I also want to comment on the irony of Bjartur's apparent misogyny. He's so single-minded in his goals, so incurious about the needs of others, that he honestly doesn't seem to understand how his actions will affect anyone around him; and especially how his actions will affect womenfolk, an apparently unfathomably different species from his own. He will leave a woman alone on a lonely acreage when she's scared out of her wits (indeed, he'll later leave that same woman alone as childbirth approaches); he will unflinchingly slaughter the one creature that gives a sick woman a reason to leave her bed; he will banish the one person he loves if she threatens the social norms; he will banish the one person he needs if she threatens his independence. Bjartur makes such unthinking comments as “women are more to be pitied than ordinary mortals”; when he thinks a housekeeper is overstepping her bounds, he muses that he might “marry the bitch so he could have full leave to tell her to shut up”; and when some farmers are discussing the rash of illegitimate children running around the community – and one tries to make a distinction between those women who are taken by force and those by guile – Bjartur declares, “I see very little difference between guile and force as long as the object is the same”. This could all be very offputting if it wasn't of a piece with the infernal sheep-raising: Bjartur is the least independent of men, more to be pitied than reviled, when he walks these pathways of accepted custom, even to the breaking of his own heart. Laxness plays it all out with a deftly tragicomic touch.

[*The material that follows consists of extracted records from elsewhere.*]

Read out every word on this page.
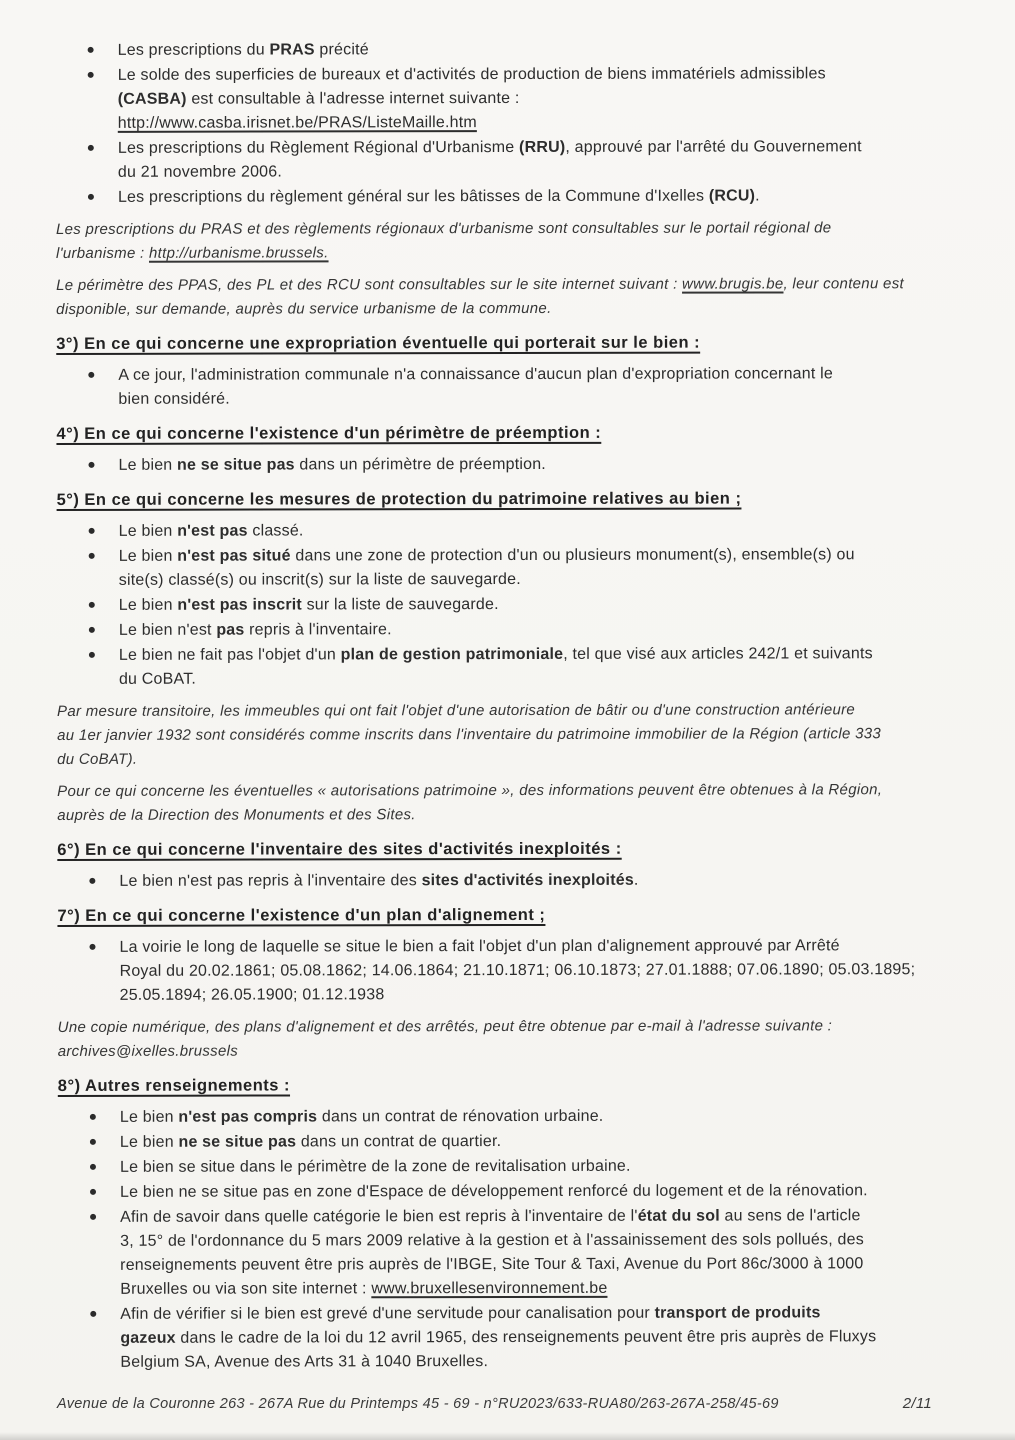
Les prescriptions du PRAS précité
Le solde des superficies de bureaux et d'activités de production de biens immatériels admissibles
(CASBA) est consultable à l'adresse internet suivante :
http://www.casba.irisnet.be/PRAS/ListeMaille.htm
Les prescriptions du Règlement Régional d'Urbanisme (RRU), approuvé par l'arrêté du Gouvernement
du 21 novembre 2006.
Les prescriptions du règlement général sur les bâtisses de la Commune d'Ixelles (RCU).

Les prescriptions du PRAS et des règlements régionaux d'urbanisme sont consultables sur le portail régional de
l'urbanisme : http://urbanisme.brussels.

Le périmètre des PPAS, des PL et des RCU sont consultables sur le site internet suivant : www.brugis.be, leur contenu est
disponible, sur demande, auprès du service urbanisme de la commune.

3°) En ce qui concerne une expropriation éventuelle qui porterait sur le bien :

A ce jour, l'administration communale n'a connaissance d'aucun plan d'expropriation concernant le
bien considéré.

4°) En ce qui concerne l'existence d'un périmètre de préemption :

Le bien ne se situe pas dans un périmètre de préemption.

5°) En ce qui concerne les mesures de protection du patrimoine relatives au bien ;

Le bien n'est pas classé.
Le bien n'est pas situé dans une zone de protection d'un ou plusieurs monument(s), ensemble(s) ou
site(s) classé(s) ou inscrit(s) sur la liste de sauvegarde.
Le bien n'est pas inscrit sur la liste de sauvegarde.
Le bien n'est pas repris à l'inventaire.
Le bien ne fait pas l'objet d'un plan de gestion patrimoniale, tel que visé aux articles 242/1 et suivants
du CoBAT.

Par mesure transitoire, les immeubles qui ont fait l'objet d'une autorisation de bâtir ou d'une construction antérieure
au 1er janvier 1932 sont considérés comme inscrits dans l'inventaire du patrimoine immobilier de la Région (article 333
du CoBAT).

Pour ce qui concerne les éventuelles « autorisations patrimoine », des informations peuvent être obtenues à la Région,
auprès de la Direction des Monuments et des Sites.

6°) En ce qui concerne l'inventaire des sites d'activités inexploités :

Le bien n'est pas repris à l'inventaire des sites d'activités inexploités.

7°) En ce qui concerne l'existence d'un plan d'alignement ;

La voirie le long de laquelle se situe le bien a fait l'objet d'un plan d'alignement approuvé par Arrêté
Royal du 20.02.1861; 05.08.1862; 14.06.1864; 21.10.1871; 06.10.1873; 27.01.1888; 07.06.1890; 05.03.1895;
25.05.1894; 26.05.1900; 01.12.1938

Une copie numérique, des plans d'alignement et des arrêtés, peut être obtenue par e-mail à l'adresse suivante :
archives@ixelles.brussels

8°) Autres renseignements :

Le bien n'est pas compris dans un contrat de rénovation urbaine.
Le bien ne se situe pas dans un contrat de quartier.
Le bien se situe dans le périmètre de la zone de revitalisation urbaine.
Le bien ne se situe pas en zone d'Espace de développement renforcé du logement et de la rénovation.
Afin de savoir dans quelle catégorie le bien est repris à l'inventaire de l'état du sol au sens de l'article
3, 15° de l'ordonnance du 5 mars 2009 relative à la gestion et à l'assainissement des sols pollués, des
renseignements peuvent être pris auprès de l'IBGE, Site Tour & Taxi, Avenue du Port 86c/3000 à 1000
Bruxelles ou via son site internet : www.bruxellesenvironnement.be
Afin de vérifier si le bien est grevé d'une servitude pour canalisation pour transport de produits
gazeux dans le cadre de la loi du 12 avril 1965, des renseignements peuvent être pris auprès de Fluxys
Belgium SA, Avenue des Arts 31 à 1040 Bruxelles.
Avenue de la Couronne 263 - 267A Rue du Printemps 45 - 69 - n°RU2023/633-RUA80/263-267A-258/45-69	2/11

And yet, the times, they are a changin'. Set right at the turn of the twentieth century, Bjartur and his Icelandic brethren have tended their sheep for a thousand years, and when he put his first payment down on Summerhouses, he expected that his line would be freeholders on this land for a thousand years more. How could he know that global markets, world wars, emigration to America, universal education, industrialisation and general strikes would disrupt literally everything? Laxness can be forgiven for jumping on the Communism train before the true horrors of its excesses were revealed (imagine Stalin's or Mao's subjects as the very models of “independent people”), but he wasn't wrong in what he saw as the failings and abuses of capitalism in his day. Plus ça change.

Interesting and entertaining, literary and enduring; what's not to like? To love?